Bolsonaro contraria discurso liberal com ação protecionista

Por ARTHUR CAGLIARI

[Jair Bolsonaro] Lançando a CPI-fake news

Em linha contrária ao discurso de abertura comercial do ministro Paulo Guedes, o governo Jair Bolsonaro prorrogou sete medidas antidumping e aplicou três novas entre janeiro e julho deste ano, segundo dados do Ministério da Economia.

O dumping ocorre quando uma companhia exporta um produto por um preço abaixo daquele praticado no mercado de origem.

Embora a medida contra a prática seja um instrumento previsto pela OMC (Organização Mundial do Comércio), o dumping pode trazer aumento de poder de mercado e reduzir pressão competitiva na indústria do país importador.

As medidas de proteção do governo Bolsonaro, cuja duração é de cinco anos, atingem China, Alemanha, Coreia do Sul, Chile, Taiwan, Peru e Bahrein.

Entre os produtos que são alvo do dispositivo, estão plástico para embalagens, ventiladores, aço, pneus de automóveis e papel-cartão.

A medida mais antiga, entre as dez do atual governo, combate a importação de ventiladores chineses. Os produtos foram taxados pela primeira vez em 1994.

Desde então, o dispositivo de proteção foi prorrogado. Em dezembro de 2017, uma circular informou que o direito antidumping aplicado aos produtos chineses seria encerrado em julho do ano passado.

A revisão do direito, no entanto, foi prorrogada e, em 28 de junho deste ano, a proteção foi estendida até 2024, quando completará 30 anos.

Na avaliação do professor de economia da FEA-USP (Faculdade de Economia, Administração e Contabilidade da Universidade de São Paulo) Fernando Botelho, o uso desse instrumento não pode ser prolongado porque prejudica o próprio país.

"Isso é um completo absurdo. Você está protegendo algum empresário e prejudicando milhares de pessoas."

"É um remédio que tem de ter uma eficácia muito rápida. Se você está sem competitividade no horizonte de 20 anos, é sinal de que não há vantagem competitiva no país."

Para Botelho, a prorrogação do dispositivo frustra as expectativas de que um governo liberal acabaria com o protecionismo brasileiro.

"Achei que seria um lado bom no governo Bolsonaro.
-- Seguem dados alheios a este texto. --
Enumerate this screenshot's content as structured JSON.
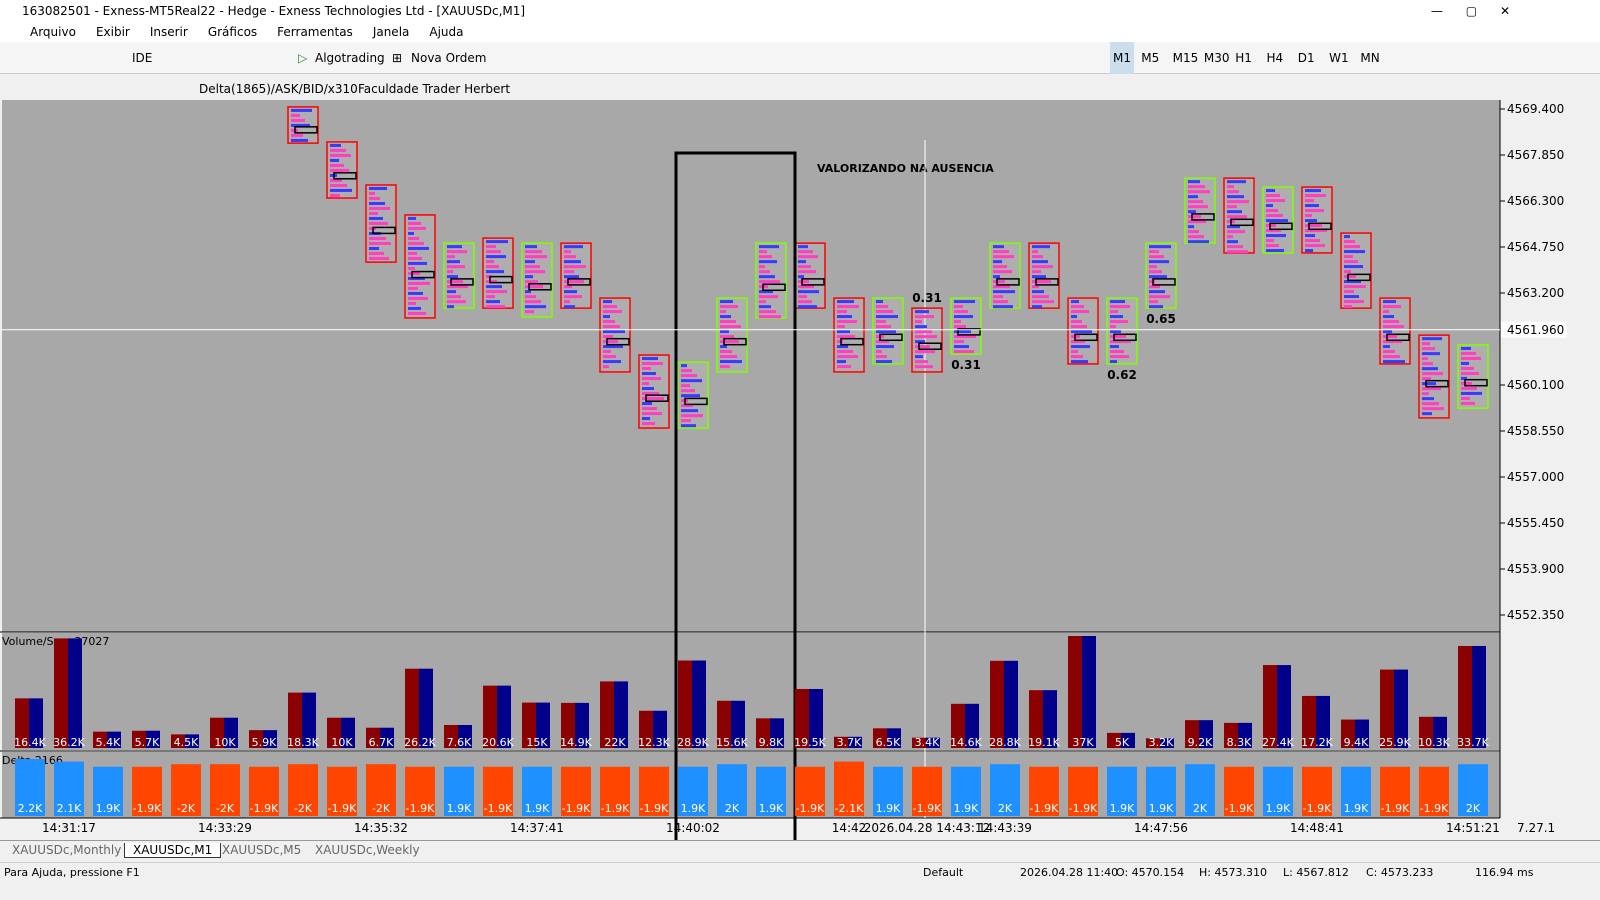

Eu pensava: 'Pelo menos ele vai acabar com essa história dos empresários amigos'. Mas não, continua".

O Brasil atingiu seu ápice na aplicação de medidas antidumping no governo Dilma Rousseff (PT), quando, em 2013 e 2014, o país adotou o dispositivo 43 e 42 vezes, respectivamente.

No ano passado, a resolução foi usada 17 vezes.

O Ministério da Economia afirmou que as medidas de defesa comercial têm como único objetivo garantir condições justas de comércio entre as importações e produtos nacionais.

"Dada a delimitação de condições e requisitos específicos para a aplicação dessas medidas, seu uso tem como fundamento análises técnicas e objetivas e não devem ser interpretadas como instrumentos de fechamento ou de abertura comercial."

Para o chefe de Departamento de Economia da USP Ribeirão Preto, Sérgio Kannebley Junior, o que chama a atenção no uso das medidas pelo governo Bolsonaro é o motivo pelo qual elas são adotadas ou prorrogadas.

"A maior parte das justificativas está baseada no dano potencial à indústria brasileira. Então eles não suspendem a resolução pelo possível dano que a retirada dela poderia causar. Agora, é difícil você chegar a uma conclusão só pelo possível dano."

Kannebley Junior afirmou, porém, que esse recurso pode ter sido utilizado pelo governo como uma forma de se proteger em um período de economia fraca.

"O que eles podem estar pensando é que, em um momento de recessão, você pode ter mais chance de aplicação ou continuidade das medidas porque a economia está muito frágil."